As head of the council, Pap tried to extort concessions for his community through submissions to the local authorities, mentioning the community's anti-Bolshevik role during the 1919 counter-revolution. Pap also emphasized his WW1 military service. The deportation of Jews occurred within weeks. He tried to intercede with Prince-primate Jusztinián Serédi, the Archbishop of Esztergom, who visiting the city, to save the Jews. He also sent a letter to Lord Lieutenant Aladár Magyary-Kossa, in which he detailed the special past of local Jewish community, among whom "there are no infiltrated foreign Jews" and recalled the counter-revolutionary activity of the local Jewry during the Hungarian Soviet Republic.

Before the deportation of the entire community, Pap fled to Budapest on 21 June 1944, where his brother Géza Pap, a civil servant of the Hungarian government, sheltered him. Some weeks later, he was arrested by the gendarmerie and taken back to Szeged. Due to his former military service, he was exempted from deportation on 19 August 1944.

==After the war==
The advancing Red Army besieged and occupied Szeged in October 1944. His membership in the bar association was reinstated in the same month and was re-elected president of the reconstituted Neolog congregation. Alongside Zoltán Örley, he organized the local branch of the Civic Democratic Party in late November 1944. Both of them were elected to the National Committee of Szeged on 2 December. Pap and Örley were delegated to the Provisional National Assembly on 16 December 1944, representing the aforementioned body. Simultaneously, Pap also became a member of the city's provisional legislation. He was elected a member of the party presidium in May 1945 and headed its local branch in Szeged until his death.

Pap served as grand master of the masonic lodge of Szeged from 1945 to 1946. He was a founding member and attorney of the cultural society Home of Szegeder Journalists and Artists.
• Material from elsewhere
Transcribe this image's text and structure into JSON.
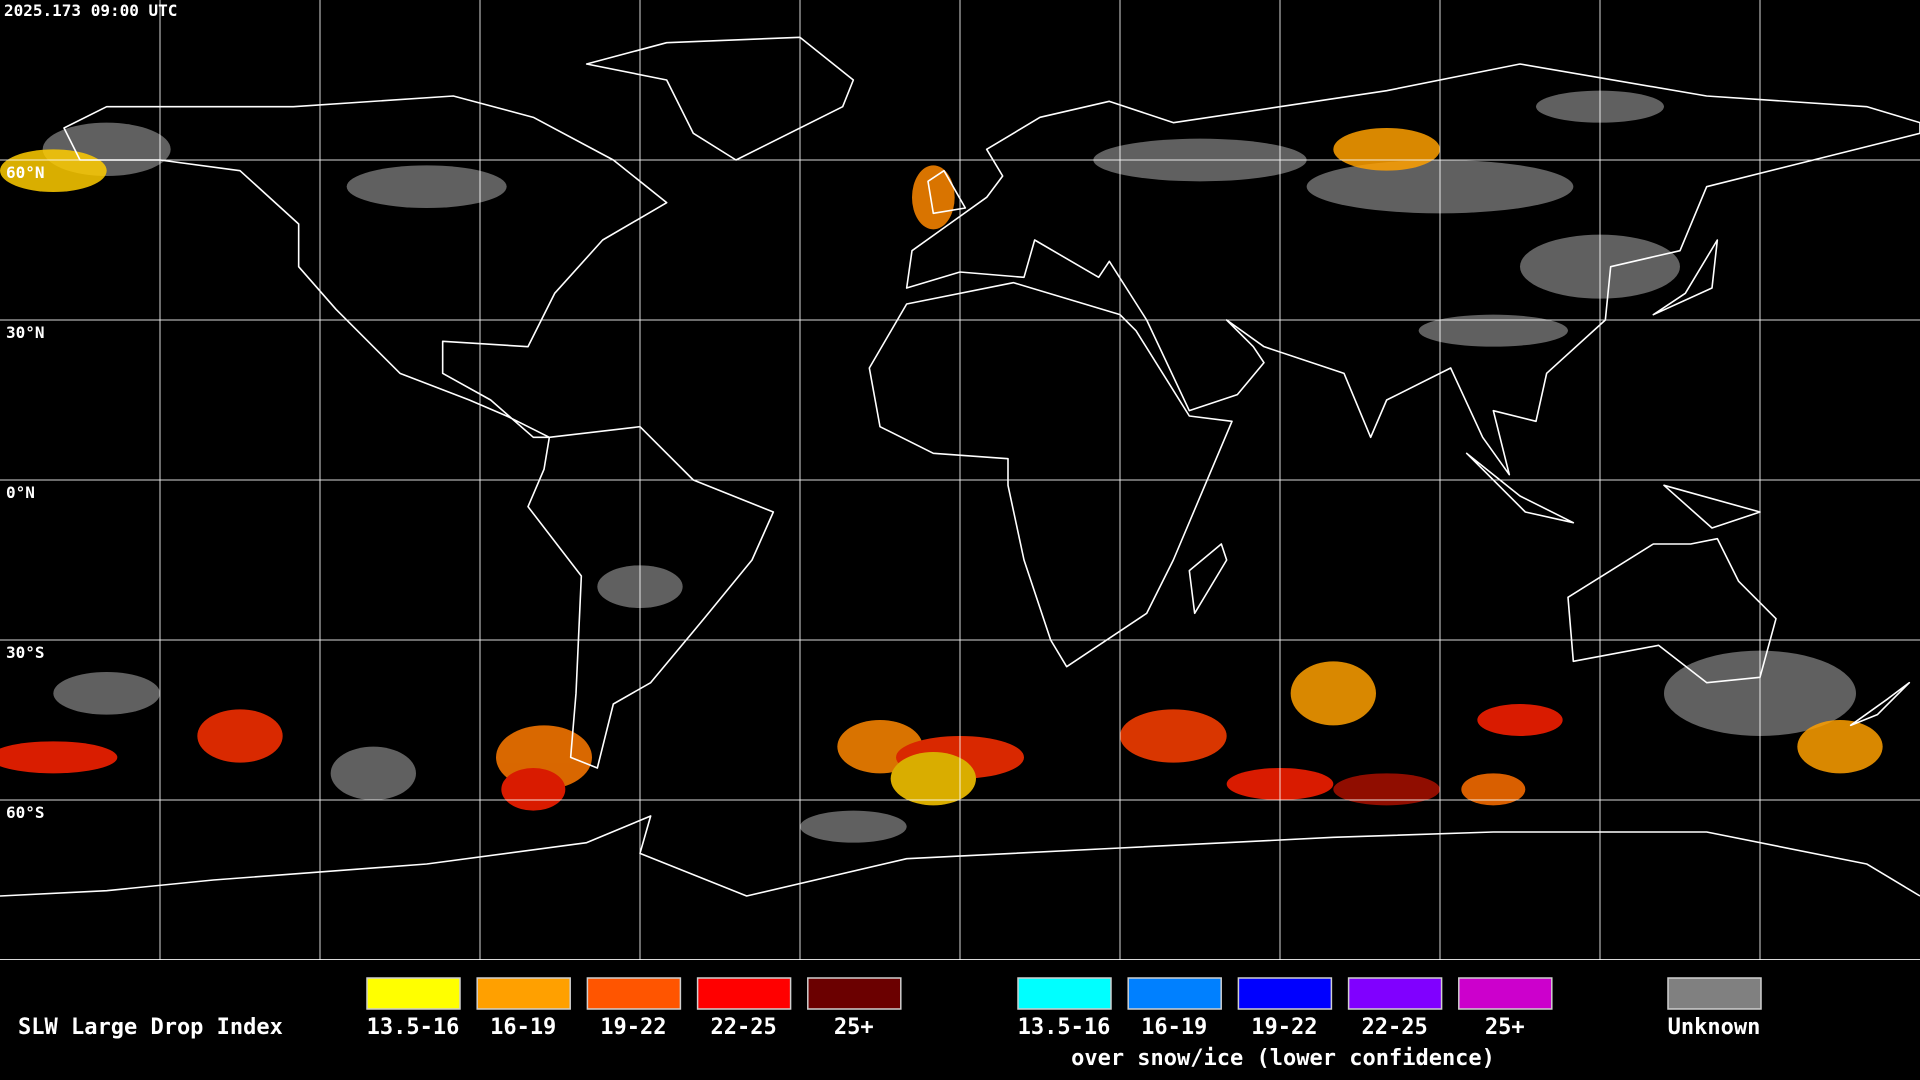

The verification committee of the Jewish congregation of Szeged failed to verify Pap's activity during the Holocaust in the spring of 1946. He was accused of participating in the selection process in the Szeged ghetto among the deportees who would be sent to Auschwitz and who would be sent to Budapest or Strasshof, where the chance of survival was greater (about 75 percent of 21,000 Hungarian Jews deported to Strasshof survived due to an agreement between the Aid and Rescue Committee of Budapest and Adolf Eichmann). His case was forwarded to the People's Prosecutor's Office. In May 1946, Pap emphasized his anti-fascist attitude and that he lost many relatives during the Holocaust. The People's Prosecutor's Office closed the investigation without filing charges. Pap retired from public life in 1946, but remained honorary president of the local bar association and the Jewish congregation. He died on 17 August 1947.